Quite a number of differences, and often it is hard to notice which colors are correct. Both the computer screen and the camera display can show distorted colors, and calibrating your printer depends on what you see on your screen. The gray card can prove to be quite useful in this particular process of choosing the right color management.
Since we cannot always find the best arbiter (maybe with the exception of a colorimeter but that can only be used to calibrate your monitor, and in very expensive cases, your printer), the cheapest solution is to use the eyedropper tool in Photoshop.
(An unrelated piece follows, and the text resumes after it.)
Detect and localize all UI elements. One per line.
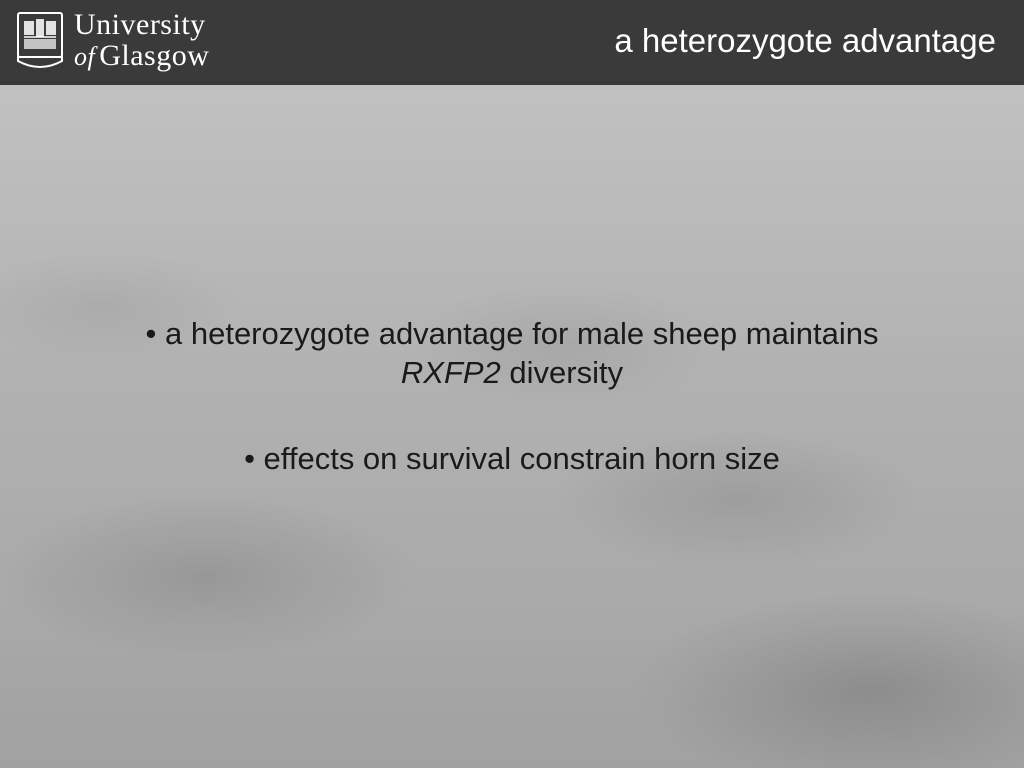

In this case, all you have to do is open in Photoshop a picture of your gray card and check its Red, Green and Blue numeric values in order to find out the color balance of your camera. Obviously, the first use of a gray card is as a diagnostic tool, to find out the real values of your camera’s white balance. It does not really matter whether you shoot in RAW or JPG or whether you choose sRGB over AdobeRGB because the gray card image will tell you the actual color balance of your camera, meaning that you should be able to understand some of those K numbers better (color temperature, measured in Kelvins – you will encounter it every time you try to manually set your white balance)
A second use of the gray card proves to be more interesting, and for that matter a lot more helpful. You see, the gray card can be used as a tool for automatic correction – meaning that no matter if you shot in RAW and forgot to switch the white balance preset from tungsten to sunny, as you wanted it, you will be able to correct it with just a few clicks without any damage to the original image.
Gray card
This can be done using the center eyedropper, which can be found in Adobe Camera Raw – this will copy the presets of the photo of the gray card (more precisely the R G B values) and apply them to your bad photo.
The result? Correct white balance, just like that. However, including a gray card with every image you have to correct can prove to be a real waste of times. The great thing about it is that you can build your own present, which can be applied to each of your photos.
You will notice this is truly helpful when you have a great bundle of pictures which need fast white balance correction – consider doing it one picture at the time and you will probably forget about it after the first ten or twenty pictures.